- Directed by: Sydney Sibilia
- Screenplay by: Sydney Sibilia Armando Festa
- Produced by: Sydney Sibilia Matteo Rovere
- Starring: Luigi D'Oriano; Giuseppe Arena; Emanuele Palumbo; Francesco Di Leva; Cristiana Dell'Anna; Adriano Pantaleo; Chiara Celotto; Greta Esposito; Fabrizio Gifuni;
- Cinematography: Valerio Azzali
- Edited by: Gianni Vezzosi
- Music by: Michele Braga
- Distributed by: 01 Distribution
- Release date: 2023;
- Running time: 111 minutes
- Language: Italian

= Mixed by Erry =

Mixed by Erry is a 2023 Italian biographical comedy film co-written and directed by Sydney Sibilia. It is based on real life events surrounding three Neapolitan brothers who established a successful piracy record label between late 1970s and mid-1990s.

== Plot ==
The story takes place between the late 1970s and the early '90s. Enrico, Peppe, and Angelo Frattasio are three brothers from Forcella, a neighborhood in Naples, who live in very modest conditions: their father Pasquale smuggles tea by passing it off as whiskey. Enrico has a passion for the world of music and would like to be a DJ, but his lack of attractiveness and shy nature prevent him from even trying; the boy consoles himself by mixing compilations on audiocassette for friends and customers, using the tape recorders in the electrical appliance store where he works.

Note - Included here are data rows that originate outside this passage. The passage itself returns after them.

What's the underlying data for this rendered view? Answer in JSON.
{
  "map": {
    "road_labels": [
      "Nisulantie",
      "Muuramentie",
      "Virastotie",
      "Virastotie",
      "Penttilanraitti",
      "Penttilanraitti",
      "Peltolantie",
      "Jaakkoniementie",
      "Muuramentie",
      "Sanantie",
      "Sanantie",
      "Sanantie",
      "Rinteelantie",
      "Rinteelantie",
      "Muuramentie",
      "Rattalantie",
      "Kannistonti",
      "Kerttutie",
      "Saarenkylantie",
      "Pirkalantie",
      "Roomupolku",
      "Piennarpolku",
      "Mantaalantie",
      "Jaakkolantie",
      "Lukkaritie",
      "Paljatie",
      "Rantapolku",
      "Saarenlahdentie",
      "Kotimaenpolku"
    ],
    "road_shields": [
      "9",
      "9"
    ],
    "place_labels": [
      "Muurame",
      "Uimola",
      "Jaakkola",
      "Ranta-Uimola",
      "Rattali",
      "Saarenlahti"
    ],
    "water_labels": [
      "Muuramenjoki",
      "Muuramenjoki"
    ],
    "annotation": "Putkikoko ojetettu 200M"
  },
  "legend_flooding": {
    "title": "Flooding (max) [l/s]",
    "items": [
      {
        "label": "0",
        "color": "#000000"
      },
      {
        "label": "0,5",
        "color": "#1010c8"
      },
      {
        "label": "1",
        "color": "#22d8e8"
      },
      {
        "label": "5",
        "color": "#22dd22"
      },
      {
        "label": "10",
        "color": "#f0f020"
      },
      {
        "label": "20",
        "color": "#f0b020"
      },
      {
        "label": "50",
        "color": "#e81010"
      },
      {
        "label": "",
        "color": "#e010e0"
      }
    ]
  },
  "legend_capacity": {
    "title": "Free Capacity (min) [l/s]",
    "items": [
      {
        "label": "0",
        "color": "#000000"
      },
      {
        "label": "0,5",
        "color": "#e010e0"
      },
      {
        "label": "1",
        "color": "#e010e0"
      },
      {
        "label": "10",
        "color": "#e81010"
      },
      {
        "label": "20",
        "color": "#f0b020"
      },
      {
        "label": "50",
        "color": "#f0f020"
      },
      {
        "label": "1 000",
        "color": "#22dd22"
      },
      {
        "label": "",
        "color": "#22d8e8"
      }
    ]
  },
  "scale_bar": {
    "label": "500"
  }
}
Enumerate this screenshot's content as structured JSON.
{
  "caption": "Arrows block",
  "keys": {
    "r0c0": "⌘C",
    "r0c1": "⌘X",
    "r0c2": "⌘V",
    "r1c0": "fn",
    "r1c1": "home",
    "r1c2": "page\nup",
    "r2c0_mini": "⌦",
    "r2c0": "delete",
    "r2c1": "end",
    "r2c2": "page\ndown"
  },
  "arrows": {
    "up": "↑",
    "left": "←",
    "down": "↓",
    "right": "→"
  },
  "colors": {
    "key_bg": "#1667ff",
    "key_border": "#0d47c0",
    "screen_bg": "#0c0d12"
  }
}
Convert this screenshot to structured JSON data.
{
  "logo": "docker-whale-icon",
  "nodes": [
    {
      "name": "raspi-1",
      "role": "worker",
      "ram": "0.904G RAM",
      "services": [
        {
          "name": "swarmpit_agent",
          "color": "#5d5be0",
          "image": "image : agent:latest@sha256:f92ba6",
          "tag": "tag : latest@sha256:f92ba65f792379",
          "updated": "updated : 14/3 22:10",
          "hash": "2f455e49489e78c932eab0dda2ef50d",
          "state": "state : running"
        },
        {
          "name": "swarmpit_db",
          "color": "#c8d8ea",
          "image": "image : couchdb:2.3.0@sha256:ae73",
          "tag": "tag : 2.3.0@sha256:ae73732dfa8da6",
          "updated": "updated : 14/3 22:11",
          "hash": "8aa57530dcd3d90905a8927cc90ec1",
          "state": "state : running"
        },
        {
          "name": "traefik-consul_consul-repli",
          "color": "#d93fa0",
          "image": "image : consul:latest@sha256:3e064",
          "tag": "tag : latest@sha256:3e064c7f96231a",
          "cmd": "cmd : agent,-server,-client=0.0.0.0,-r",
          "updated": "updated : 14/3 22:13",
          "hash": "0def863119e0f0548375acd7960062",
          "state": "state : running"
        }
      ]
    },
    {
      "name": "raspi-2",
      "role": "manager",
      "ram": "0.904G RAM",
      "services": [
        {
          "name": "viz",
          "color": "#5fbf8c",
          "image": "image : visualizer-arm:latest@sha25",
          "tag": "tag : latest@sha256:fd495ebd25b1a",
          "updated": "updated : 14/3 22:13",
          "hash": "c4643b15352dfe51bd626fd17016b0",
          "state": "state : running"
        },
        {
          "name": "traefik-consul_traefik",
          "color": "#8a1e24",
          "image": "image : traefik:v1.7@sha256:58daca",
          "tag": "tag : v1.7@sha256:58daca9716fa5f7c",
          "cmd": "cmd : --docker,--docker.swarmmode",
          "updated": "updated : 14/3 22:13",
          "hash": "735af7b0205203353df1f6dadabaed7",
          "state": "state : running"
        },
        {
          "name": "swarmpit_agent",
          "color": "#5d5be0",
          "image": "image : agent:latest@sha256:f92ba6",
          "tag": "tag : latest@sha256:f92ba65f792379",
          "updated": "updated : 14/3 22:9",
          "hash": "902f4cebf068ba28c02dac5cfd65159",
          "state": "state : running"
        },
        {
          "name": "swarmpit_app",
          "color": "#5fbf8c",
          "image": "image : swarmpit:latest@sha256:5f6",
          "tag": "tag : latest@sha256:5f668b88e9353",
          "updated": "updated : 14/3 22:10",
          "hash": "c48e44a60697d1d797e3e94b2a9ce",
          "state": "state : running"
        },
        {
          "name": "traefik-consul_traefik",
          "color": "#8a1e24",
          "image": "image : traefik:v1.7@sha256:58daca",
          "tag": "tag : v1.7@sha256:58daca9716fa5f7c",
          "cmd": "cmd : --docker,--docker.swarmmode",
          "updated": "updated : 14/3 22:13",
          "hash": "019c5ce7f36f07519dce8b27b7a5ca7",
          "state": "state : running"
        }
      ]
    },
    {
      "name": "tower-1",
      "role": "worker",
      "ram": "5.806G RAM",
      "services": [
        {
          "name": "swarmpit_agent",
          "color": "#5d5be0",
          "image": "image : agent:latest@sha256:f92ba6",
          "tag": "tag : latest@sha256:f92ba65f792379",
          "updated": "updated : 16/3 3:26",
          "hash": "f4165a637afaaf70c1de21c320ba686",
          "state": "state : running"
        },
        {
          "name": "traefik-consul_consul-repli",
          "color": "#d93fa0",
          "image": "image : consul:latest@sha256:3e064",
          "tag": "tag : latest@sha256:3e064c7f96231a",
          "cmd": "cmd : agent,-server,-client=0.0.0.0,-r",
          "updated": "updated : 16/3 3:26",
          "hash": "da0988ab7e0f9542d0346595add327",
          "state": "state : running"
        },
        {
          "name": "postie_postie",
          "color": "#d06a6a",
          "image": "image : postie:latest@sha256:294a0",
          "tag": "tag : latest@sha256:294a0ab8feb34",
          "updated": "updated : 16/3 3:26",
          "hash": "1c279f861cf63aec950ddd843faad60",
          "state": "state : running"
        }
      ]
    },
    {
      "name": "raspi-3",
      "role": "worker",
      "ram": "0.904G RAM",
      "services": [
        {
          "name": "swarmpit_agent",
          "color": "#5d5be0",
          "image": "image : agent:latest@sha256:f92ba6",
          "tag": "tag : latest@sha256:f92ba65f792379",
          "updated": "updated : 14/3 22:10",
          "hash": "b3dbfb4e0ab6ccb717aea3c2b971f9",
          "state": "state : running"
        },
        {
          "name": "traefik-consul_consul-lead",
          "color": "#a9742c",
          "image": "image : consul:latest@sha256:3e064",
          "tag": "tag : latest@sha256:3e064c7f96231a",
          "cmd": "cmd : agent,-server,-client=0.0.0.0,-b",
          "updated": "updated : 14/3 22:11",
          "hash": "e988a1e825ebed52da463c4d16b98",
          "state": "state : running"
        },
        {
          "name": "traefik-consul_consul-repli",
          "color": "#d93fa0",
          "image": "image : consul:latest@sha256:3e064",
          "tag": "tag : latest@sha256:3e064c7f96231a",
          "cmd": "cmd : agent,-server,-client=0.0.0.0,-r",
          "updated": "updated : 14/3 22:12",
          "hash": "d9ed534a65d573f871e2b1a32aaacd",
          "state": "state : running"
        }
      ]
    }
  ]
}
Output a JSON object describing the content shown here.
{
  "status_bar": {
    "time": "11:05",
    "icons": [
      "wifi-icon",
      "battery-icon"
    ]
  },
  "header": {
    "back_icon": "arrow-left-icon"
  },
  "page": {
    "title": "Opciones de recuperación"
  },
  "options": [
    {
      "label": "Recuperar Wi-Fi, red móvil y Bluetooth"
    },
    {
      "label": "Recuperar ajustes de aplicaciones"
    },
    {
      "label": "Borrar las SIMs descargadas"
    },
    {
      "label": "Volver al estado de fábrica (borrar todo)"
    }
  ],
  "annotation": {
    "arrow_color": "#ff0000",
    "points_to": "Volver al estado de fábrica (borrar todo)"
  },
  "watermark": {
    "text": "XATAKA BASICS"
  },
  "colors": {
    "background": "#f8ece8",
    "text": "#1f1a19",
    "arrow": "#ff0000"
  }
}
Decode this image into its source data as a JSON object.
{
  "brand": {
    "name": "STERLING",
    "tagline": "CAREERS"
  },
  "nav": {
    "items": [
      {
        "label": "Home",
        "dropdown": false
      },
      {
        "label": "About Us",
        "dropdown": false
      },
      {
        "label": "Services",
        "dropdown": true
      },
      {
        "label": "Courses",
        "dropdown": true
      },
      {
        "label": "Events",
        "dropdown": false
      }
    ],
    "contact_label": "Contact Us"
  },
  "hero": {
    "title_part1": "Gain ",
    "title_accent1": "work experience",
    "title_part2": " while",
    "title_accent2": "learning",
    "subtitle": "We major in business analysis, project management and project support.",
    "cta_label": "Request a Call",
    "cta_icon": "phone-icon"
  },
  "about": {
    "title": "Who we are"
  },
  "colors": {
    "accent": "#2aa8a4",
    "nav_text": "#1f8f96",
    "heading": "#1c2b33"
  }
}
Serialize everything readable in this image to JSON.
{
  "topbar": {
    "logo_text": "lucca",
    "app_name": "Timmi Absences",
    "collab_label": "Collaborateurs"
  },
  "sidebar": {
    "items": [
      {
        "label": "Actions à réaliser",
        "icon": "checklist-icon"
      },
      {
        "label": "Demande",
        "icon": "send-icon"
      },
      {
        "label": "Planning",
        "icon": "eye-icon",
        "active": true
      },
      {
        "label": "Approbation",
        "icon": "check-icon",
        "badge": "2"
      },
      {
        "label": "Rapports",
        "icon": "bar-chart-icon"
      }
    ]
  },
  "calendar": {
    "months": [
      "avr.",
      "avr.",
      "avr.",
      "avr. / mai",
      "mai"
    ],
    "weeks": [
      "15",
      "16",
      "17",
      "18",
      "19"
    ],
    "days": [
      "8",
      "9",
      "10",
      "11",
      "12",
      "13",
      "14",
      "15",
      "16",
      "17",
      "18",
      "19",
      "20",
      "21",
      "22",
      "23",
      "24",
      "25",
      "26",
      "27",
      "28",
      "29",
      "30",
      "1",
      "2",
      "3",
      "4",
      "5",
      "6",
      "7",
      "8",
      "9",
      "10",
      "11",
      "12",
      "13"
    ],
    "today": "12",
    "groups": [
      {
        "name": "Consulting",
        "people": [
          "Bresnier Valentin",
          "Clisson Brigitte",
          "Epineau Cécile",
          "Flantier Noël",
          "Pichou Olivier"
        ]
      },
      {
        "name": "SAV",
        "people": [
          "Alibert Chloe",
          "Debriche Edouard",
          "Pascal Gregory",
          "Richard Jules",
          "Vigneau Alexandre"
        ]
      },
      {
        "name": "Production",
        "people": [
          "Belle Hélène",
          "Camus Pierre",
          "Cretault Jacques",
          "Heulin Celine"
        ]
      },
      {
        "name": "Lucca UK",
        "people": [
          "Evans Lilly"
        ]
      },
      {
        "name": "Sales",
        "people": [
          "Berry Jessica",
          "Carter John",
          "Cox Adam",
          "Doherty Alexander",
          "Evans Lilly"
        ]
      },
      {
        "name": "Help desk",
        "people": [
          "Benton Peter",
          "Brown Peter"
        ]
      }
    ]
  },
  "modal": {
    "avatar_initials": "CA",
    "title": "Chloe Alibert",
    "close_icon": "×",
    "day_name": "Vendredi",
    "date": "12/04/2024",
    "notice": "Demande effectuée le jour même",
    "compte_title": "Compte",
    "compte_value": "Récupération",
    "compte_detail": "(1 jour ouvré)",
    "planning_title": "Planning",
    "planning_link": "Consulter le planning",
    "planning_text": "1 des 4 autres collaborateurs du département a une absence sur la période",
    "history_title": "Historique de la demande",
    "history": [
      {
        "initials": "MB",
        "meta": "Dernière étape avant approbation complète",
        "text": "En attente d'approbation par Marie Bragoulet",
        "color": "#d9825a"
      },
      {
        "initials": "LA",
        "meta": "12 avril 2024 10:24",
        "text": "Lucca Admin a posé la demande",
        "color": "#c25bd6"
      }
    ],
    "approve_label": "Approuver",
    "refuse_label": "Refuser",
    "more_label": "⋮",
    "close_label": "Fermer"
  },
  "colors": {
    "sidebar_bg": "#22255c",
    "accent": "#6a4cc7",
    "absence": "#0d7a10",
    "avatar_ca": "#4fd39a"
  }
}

When the store closes, Enrico decides to turn making compilations into a real job: first he opens a little store, called "Mixed by Erry", where he creates personalized music cassettes for the people in the neighborhood; later, together with Peppe, he decides to ask a local boss for a loan to buy high-tech audio-recorders that allow him to copy a lot of original cassettes in a short time. Thanks to the connections made in prison by his other brother Angelo, the brothers decide to expand the business: at first they have to deal with Moroccan gangsters who would like to impede their activity, but soon, thanks in part to Angelo's knowledge of the criminal underworld, they gain the upper hand. Before long, the Frattasios set up numerous laboratories in which they mix thousands of audiocassettes, which they then sell throughout Italy by exploiting black market.

Business is booming and the Frattasios become very rich and famous, to the point that their pirate brand name "Mixed By Erry" is pirated itself. This attracts the attentions of a Camorra boss, who would like to overtake their business, but who gets killed in one of the mob wars of 1980s. Meanwhile, Captain Ricciardi of the Guardia di Finanza discovers the dealings of the three brothers, and decides to break up their business. The Frattasios react by formalizing their company and, at the same time, creating satellite companies through which they launder the proceeds of their business. Moreover, they strike a deal with Arturo Barambani, managing director of an audio media company, for the exclusive supply of blank cassette tapes for their business, once the director notes the impressive figures of the three brothers' orders. The business deal develops into a singular friendship between the four.

Ricciardi's investigations are at a standstill, and Enrico sidetracks the investigation by having himself followed to the 1991 Sanremo Music Festival, where Ricciardi hopes to locate the mole that allows the firm to put out the Festival compilations long before they are released in stores. "Mixed By Erry" meanwhile becomes the first record label in Italy by revenue: the reaction of the record companies, which would like to eliminate the fraudulent competition, alarms Barambani, who asks the three brothers to close their business and live off their income. Faced with their refusal, Barambani betrays the Frattasios and helps Ricciardi set up the indictment that will lead to their arrest and the confiscation of their assets.

The Frattasios then end up in prison, but Enrico receives a tip: their money has been buried in a secret place, which on leaving prison they will be able to take over in order to seize it again. In prison, however, Enrico receives the news that soon the lira will be replaced by the euro, which will make their plan more difficult. Upon their release from prison five years later, the three brothers will find more menial jobs and close the "Mixed by Erry" company.

In the scene after the credits, it is revealed that, in fact, there is no "Sanremo mole": it was their parents who, having tape recorders in the house, recorded the festivals broadcast on live TV, and then transferred them to audio media.

== Cast ==
- Luigi D'Oriano as Enrico "Erry" Frattasio
- Giuseppe Arena as Peppe Frattasio
- Emanuele Palumbo as Angelo Frattasio
- Francesco Di Leva as Captain Fortunato Ricciardi
- Cristiana Dell'Anna as Marisa Frattasio
- Adriano Pantaleo as Pasquale Frattasio
- Chiara Celotto as Francesca
- Greta Esposito as Teresa
- Fabrizio Gifuni as Arturo Maria Barambani
- Renato De Rienzo as General Maurizio Ambrosetti

==Reception==
===Critical response===
On Rotten Tomatoes, the film has an approval rating of 100% based on 5 reviews, and an average rating of 7.5/10.
===Awards===
The film won the Nastro d'Argento for best comedy film, as well as the awards for best production, best casting, and best production design.